Increased proliferation of CD8+ T cells in SAP-deficient mice is associated with impaired activation-induced cell death

Defective signaling lymphocyte activation molecule (SLAM)-associated protein (SAP) is responsible for the human X-linked lymphoproliferative syndrome. Defects in T helper 2, natural killer, natural killer T and B cells have been demonstrated in SAP-deficient humans and mice, and increased proliferation of CD8(+) T cells has been observed. In the current study, we investigated the properties of CD8(+) T cell proliferation and activation-induced cell death (AICD), using OT-I T cell receptor (TCR)-transgenic mice on either wild-type (WT) or SAP(-/-) background.

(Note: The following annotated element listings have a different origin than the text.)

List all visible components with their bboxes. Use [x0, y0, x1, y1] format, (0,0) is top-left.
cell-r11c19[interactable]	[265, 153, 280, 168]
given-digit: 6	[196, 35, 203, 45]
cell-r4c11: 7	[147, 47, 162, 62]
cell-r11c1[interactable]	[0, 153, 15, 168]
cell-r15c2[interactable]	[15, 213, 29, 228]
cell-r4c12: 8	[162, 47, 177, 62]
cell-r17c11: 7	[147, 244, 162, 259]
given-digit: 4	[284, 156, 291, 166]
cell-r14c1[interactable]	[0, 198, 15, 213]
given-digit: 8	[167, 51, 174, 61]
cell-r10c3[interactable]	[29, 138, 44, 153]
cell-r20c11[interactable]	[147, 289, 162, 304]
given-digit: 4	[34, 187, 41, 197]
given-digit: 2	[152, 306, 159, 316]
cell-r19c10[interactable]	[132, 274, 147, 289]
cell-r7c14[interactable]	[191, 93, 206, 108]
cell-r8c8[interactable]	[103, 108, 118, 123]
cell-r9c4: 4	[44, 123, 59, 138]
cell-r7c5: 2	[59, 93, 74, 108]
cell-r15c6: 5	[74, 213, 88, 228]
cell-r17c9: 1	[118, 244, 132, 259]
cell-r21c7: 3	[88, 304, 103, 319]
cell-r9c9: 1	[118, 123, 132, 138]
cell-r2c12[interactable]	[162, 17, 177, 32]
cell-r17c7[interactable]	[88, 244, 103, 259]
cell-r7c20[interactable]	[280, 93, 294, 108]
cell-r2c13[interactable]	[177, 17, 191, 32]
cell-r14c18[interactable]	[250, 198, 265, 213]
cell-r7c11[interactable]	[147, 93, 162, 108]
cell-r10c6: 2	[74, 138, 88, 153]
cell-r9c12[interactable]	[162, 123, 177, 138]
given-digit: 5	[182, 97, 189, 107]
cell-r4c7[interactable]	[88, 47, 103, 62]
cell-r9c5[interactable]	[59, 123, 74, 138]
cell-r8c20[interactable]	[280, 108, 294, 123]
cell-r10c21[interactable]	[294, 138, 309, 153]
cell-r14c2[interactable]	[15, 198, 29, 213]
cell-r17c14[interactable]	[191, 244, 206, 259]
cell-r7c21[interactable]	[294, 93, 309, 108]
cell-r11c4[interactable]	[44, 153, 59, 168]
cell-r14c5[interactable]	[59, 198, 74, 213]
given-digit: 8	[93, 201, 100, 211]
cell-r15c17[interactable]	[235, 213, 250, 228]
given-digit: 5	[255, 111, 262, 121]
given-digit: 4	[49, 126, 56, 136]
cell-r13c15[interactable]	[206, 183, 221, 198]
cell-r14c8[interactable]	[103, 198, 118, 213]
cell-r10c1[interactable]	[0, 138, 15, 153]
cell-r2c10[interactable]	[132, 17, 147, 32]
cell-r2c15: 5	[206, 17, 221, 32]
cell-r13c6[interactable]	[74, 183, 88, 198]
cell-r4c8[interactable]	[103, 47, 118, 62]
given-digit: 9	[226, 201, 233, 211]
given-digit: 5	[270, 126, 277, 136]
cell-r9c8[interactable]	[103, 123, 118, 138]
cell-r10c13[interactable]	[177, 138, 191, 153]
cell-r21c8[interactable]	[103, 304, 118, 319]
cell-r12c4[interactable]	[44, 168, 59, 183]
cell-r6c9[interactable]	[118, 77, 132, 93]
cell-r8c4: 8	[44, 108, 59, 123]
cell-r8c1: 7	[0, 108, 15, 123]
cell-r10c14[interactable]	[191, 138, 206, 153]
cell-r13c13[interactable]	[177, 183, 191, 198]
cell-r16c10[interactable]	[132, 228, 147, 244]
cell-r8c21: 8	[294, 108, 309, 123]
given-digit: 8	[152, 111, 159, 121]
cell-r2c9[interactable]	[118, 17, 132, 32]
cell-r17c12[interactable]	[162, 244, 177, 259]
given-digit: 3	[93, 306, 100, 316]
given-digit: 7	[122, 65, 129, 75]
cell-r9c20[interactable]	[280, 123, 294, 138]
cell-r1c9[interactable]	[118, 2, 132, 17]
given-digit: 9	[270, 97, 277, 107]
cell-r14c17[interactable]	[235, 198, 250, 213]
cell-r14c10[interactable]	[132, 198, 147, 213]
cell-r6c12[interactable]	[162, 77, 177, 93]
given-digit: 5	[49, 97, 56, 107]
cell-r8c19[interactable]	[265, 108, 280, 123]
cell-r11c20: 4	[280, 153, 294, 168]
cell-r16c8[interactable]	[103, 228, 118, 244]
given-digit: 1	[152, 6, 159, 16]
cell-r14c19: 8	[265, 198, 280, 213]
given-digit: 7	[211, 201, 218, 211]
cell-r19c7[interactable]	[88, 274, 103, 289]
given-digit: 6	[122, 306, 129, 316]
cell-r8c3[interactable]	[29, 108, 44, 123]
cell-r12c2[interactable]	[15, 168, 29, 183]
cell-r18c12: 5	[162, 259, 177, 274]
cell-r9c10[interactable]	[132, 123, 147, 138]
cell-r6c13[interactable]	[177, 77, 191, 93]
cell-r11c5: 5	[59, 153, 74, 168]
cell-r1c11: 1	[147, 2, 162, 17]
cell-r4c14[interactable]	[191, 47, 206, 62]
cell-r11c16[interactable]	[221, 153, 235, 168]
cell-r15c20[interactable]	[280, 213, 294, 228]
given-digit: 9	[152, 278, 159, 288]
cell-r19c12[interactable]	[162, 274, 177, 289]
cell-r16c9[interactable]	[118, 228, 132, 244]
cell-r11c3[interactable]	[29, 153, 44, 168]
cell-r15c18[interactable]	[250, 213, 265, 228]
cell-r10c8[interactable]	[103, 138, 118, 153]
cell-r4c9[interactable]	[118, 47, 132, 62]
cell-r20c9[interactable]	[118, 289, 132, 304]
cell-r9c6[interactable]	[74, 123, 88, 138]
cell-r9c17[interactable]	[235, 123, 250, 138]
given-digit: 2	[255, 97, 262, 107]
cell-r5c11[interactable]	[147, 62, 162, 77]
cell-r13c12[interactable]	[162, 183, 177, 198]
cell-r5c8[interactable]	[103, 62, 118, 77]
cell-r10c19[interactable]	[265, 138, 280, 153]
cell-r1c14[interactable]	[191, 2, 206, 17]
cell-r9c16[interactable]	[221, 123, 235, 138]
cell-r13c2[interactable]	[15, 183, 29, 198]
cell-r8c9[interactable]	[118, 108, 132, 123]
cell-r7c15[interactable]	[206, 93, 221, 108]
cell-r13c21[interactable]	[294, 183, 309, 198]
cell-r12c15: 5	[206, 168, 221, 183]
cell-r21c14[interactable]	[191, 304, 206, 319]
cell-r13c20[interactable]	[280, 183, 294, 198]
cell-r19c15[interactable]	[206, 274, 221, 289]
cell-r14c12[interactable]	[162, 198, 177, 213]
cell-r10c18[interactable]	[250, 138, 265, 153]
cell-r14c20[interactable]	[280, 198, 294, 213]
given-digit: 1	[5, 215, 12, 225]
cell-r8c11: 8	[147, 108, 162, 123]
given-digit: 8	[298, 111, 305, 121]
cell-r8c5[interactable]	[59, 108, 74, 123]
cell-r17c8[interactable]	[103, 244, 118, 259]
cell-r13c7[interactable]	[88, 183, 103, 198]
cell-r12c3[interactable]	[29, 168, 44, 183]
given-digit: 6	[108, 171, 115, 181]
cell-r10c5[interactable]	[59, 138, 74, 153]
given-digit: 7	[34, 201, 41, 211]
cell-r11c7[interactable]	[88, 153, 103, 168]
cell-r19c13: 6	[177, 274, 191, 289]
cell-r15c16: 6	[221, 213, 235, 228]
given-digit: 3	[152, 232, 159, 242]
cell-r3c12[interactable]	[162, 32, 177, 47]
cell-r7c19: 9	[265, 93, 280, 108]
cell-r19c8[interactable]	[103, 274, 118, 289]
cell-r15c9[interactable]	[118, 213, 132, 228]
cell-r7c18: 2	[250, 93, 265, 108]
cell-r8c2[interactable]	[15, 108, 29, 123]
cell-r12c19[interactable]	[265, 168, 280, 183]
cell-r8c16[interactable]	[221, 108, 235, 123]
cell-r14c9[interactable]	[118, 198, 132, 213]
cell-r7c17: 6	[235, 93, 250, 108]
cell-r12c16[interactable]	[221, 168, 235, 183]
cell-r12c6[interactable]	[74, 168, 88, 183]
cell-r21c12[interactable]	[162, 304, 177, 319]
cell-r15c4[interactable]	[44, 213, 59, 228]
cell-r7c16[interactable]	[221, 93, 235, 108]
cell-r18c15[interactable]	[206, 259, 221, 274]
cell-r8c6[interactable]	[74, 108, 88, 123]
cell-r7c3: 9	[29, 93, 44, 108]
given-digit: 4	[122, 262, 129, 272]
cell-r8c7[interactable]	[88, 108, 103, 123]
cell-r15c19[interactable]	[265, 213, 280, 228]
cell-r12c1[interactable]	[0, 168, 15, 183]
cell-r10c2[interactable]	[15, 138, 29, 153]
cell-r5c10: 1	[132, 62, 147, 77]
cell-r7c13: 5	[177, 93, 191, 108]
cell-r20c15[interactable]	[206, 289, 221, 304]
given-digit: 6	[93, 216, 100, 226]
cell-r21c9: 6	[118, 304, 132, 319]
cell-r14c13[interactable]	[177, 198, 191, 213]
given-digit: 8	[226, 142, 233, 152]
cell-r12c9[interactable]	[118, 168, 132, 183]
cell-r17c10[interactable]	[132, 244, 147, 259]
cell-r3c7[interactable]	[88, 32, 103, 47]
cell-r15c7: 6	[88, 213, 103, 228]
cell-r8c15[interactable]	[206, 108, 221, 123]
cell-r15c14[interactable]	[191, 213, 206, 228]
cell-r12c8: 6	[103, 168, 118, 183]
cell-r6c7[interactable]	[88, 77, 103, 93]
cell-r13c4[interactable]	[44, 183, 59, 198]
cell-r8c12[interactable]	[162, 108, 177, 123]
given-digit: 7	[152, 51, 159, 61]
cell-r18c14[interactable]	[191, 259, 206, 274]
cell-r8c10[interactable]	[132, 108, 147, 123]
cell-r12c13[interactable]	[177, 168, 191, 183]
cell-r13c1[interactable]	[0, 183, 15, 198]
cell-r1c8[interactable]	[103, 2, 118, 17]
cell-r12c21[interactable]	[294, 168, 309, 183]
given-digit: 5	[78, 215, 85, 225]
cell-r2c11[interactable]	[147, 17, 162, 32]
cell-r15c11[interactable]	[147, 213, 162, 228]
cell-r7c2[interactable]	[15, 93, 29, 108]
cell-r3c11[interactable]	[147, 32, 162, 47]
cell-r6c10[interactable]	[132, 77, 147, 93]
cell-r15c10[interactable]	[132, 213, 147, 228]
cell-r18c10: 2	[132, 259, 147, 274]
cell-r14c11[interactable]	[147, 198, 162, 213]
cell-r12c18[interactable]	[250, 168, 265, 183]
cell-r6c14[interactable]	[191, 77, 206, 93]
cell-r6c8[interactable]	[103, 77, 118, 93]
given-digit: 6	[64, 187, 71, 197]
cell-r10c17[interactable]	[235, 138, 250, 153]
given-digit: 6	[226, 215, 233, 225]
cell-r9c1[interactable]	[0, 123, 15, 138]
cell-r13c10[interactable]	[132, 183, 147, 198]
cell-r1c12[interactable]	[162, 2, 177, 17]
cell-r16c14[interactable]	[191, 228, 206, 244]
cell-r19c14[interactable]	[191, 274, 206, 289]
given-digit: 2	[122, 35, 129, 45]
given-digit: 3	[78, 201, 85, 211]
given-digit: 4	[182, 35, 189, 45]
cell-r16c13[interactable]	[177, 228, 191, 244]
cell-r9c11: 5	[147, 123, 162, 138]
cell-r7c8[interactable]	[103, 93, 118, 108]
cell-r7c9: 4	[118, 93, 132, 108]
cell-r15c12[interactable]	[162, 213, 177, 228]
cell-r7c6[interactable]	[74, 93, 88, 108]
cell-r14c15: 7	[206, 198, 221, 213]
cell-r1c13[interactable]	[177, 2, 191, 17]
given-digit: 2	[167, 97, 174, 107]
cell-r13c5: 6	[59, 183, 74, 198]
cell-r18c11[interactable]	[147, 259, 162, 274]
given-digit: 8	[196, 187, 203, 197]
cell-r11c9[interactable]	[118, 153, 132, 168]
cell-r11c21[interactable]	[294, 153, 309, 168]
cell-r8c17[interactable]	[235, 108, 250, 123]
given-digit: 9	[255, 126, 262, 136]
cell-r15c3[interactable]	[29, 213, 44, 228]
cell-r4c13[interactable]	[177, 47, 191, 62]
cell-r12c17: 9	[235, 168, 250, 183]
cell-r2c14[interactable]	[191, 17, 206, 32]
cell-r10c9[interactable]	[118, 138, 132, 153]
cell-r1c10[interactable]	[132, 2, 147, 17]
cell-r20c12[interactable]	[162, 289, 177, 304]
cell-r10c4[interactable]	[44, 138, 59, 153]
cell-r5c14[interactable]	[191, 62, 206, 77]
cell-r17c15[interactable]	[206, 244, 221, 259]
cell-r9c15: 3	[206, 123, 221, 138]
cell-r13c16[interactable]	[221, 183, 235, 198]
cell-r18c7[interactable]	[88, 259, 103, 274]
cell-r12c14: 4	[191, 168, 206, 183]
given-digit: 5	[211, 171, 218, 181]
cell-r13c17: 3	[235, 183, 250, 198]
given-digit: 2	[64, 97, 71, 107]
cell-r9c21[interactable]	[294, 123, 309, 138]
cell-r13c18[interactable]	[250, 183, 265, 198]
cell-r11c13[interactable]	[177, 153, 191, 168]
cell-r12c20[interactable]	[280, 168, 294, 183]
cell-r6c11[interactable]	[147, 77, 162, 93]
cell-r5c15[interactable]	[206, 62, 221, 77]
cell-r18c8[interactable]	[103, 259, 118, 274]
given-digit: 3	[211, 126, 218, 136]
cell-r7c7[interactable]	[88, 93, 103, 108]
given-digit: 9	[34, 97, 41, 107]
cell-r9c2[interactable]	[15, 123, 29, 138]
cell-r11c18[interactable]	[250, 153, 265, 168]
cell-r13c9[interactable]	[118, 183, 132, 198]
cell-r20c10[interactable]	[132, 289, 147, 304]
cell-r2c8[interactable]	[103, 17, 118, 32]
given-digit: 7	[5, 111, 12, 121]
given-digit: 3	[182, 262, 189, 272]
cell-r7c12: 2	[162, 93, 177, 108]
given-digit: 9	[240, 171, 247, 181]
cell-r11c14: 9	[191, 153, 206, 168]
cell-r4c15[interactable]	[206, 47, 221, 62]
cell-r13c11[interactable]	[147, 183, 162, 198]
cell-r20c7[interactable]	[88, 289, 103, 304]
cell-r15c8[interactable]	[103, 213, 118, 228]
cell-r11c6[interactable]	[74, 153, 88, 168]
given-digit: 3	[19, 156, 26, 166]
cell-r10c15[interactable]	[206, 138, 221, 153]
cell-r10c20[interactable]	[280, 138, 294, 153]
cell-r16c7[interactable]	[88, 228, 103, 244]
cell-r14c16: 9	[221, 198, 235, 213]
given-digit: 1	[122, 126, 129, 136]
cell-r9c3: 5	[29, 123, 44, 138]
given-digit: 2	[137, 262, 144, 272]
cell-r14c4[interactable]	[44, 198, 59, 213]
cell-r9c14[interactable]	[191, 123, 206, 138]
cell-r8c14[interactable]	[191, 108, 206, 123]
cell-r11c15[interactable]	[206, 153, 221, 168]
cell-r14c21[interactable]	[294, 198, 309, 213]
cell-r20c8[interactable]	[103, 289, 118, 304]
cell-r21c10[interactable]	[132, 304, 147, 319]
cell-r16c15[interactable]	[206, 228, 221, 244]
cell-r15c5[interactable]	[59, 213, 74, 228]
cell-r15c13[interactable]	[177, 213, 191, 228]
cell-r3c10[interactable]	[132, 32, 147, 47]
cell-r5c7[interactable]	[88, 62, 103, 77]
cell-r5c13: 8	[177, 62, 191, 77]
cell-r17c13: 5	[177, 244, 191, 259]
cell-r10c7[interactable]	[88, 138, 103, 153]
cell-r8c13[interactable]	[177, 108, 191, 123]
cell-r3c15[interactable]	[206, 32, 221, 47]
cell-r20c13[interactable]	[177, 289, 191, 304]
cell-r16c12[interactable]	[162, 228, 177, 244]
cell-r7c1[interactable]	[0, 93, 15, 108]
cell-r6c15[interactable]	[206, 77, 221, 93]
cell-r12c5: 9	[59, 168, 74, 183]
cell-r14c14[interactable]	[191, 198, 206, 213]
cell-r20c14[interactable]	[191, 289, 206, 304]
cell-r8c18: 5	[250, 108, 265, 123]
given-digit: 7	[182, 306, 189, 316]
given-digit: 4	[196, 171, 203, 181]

Interestingly, we found that ovalbumin peptide-activated SAP(-/-)CD8(+) T cells have lower AICD compared to their WT counterparts. Furthermore, the induction of p73, a key mediator of TCR-induced apoptosis through the mitochondrial apoptotic pathway, was significantly reduced at both the mRNA and protein levels in the activated mutant cells. Meanwhile, a reduced level of activated caspase 9 was observed in the mutant cells. We conclude that reduced AICD in activated SAP(-/-)CD8(+) T cells is associated with impaired p73 induction, indicating that the initiation of the mitochondrial apoptotic pathway might be impaired. Our data demonstrate an intrinsic defect in SAP(-/-) CD8(+) T cells and shed light on the increased responsiveness of CD8(+) T cells in SAP(-/-) mice.